While the results of this study show how detrimental nitrogen deposition can be, the authors also note that regulation of nitrous oxide emissions has resulted in significant reductions over the past decade. With more standards being implemented, nitrogen oxides are predicted to decrease by up to 47% by 2030 and 67% by 2050, relative to 2006 nitrogen oxide levels. Lower levels of nitrogen oxides will likely lead to lower carbon dioxide uptake by plants and lowered nitrous oxide emitted from soils. As opposed to nitrous oxide however, ammonia levels are unlikely to decline. Even though standards are projected to decrease nitrogen deposition, increasing levels of atmospheric carbon dioxide are likely to increase the demand for nitrogen in vegetation.

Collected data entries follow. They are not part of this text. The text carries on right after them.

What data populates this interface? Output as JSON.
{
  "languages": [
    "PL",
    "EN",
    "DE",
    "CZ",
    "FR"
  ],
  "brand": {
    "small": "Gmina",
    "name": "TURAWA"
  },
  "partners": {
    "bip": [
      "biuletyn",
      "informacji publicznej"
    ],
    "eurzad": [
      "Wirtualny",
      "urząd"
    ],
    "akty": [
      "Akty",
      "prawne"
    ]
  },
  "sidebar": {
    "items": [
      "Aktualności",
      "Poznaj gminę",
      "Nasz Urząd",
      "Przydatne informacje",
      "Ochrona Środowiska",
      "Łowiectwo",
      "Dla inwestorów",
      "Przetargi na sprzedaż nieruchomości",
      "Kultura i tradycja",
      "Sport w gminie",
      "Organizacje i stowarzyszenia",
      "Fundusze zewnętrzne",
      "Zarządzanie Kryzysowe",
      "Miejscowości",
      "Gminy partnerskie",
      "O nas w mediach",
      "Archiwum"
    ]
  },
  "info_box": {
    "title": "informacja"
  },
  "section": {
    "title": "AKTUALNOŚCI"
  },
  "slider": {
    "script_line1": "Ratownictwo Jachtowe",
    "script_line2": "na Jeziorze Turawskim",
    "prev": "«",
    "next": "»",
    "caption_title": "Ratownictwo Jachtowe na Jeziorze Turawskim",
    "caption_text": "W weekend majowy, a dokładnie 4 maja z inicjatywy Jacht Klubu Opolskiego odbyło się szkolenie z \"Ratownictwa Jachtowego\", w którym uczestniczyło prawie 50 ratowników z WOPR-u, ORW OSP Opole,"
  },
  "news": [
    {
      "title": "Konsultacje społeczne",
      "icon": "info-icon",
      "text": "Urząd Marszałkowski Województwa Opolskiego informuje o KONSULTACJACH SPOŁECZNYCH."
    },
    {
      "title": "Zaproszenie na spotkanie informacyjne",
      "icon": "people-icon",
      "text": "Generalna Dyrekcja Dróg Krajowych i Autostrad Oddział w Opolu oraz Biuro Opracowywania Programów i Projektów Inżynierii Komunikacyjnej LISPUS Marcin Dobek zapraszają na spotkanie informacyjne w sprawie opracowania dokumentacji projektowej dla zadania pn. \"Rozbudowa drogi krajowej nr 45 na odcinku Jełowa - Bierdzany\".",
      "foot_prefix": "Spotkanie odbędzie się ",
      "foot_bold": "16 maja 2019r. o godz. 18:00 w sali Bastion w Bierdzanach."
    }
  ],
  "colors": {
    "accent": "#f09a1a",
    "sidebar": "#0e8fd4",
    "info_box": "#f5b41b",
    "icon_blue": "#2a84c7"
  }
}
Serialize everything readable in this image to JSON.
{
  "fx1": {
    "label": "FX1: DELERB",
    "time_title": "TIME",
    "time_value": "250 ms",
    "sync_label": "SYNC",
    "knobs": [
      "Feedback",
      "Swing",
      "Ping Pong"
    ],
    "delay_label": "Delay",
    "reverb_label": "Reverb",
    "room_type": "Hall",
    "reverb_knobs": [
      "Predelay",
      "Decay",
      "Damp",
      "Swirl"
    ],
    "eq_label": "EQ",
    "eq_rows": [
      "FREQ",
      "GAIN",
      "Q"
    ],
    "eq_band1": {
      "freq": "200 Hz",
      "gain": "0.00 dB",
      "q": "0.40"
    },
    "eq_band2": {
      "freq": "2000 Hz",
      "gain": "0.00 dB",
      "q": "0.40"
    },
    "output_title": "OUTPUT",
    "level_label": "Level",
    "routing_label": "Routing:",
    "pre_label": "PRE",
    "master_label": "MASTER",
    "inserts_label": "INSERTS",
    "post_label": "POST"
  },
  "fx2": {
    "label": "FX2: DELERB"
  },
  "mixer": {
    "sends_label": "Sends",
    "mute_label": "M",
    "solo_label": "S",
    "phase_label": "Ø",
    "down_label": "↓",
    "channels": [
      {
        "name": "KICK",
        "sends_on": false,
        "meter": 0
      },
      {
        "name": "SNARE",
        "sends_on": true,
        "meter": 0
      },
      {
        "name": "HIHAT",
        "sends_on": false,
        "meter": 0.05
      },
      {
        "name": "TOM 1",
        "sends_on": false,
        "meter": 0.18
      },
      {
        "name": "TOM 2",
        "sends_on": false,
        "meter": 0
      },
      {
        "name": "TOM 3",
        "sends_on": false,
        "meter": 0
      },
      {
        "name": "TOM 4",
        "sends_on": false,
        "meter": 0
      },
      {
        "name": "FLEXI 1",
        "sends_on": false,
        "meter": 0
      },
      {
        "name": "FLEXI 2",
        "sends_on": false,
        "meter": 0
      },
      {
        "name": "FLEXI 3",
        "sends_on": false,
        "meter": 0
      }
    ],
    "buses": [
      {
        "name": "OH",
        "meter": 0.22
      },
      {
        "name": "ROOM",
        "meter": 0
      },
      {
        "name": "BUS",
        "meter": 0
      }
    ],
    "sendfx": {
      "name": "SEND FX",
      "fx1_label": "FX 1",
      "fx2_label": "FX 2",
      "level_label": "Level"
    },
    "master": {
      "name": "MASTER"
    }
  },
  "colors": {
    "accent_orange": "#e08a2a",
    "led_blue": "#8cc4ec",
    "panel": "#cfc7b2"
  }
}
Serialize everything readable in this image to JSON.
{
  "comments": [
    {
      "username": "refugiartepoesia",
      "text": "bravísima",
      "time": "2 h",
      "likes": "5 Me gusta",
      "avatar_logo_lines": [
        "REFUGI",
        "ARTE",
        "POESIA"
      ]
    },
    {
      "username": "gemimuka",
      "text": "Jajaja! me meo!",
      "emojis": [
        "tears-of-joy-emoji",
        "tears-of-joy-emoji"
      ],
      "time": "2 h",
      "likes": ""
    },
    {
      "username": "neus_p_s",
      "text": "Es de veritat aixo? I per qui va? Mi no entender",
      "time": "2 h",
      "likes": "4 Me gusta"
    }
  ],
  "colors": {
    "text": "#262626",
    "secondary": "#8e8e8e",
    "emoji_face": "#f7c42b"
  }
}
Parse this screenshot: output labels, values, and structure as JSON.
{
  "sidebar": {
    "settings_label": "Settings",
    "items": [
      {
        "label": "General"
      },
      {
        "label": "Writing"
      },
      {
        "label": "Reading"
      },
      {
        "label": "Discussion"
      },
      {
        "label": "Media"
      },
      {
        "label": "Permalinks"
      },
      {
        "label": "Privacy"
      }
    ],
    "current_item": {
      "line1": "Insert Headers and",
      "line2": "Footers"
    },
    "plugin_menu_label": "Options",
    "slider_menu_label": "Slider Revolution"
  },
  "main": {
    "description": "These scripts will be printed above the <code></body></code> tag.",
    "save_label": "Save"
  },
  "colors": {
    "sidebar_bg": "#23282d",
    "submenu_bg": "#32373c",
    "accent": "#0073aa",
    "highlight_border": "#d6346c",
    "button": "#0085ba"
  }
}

This shows how implemented standards may mean nothing if we do not seek to lower carbon dioxide emissions. In summary, rates of nitrous oxide, ammonia emissions, and atmospheric nitrogen deposition are elevated over much of North America. Heightened nitrogen deposition results in greater carbon dioxide uptake by vegetation and increased nitrous oxide emissions from soils. The net effect of nitrogen deposition in the U.S. is equivalent to an annual uptake of 170 Tg of carbon dioxide equivalent gases. Despite the heightened nitrous oxide, ammonia, and nitrogen deposition, standards are expected to decrease nitrogen deposition in the coming years. The impacts of this will be two-sided, as lowered rates of nitrogen deposition result in slower forest growth and carbon storage, but also result in lower emissions of nitrous oxide.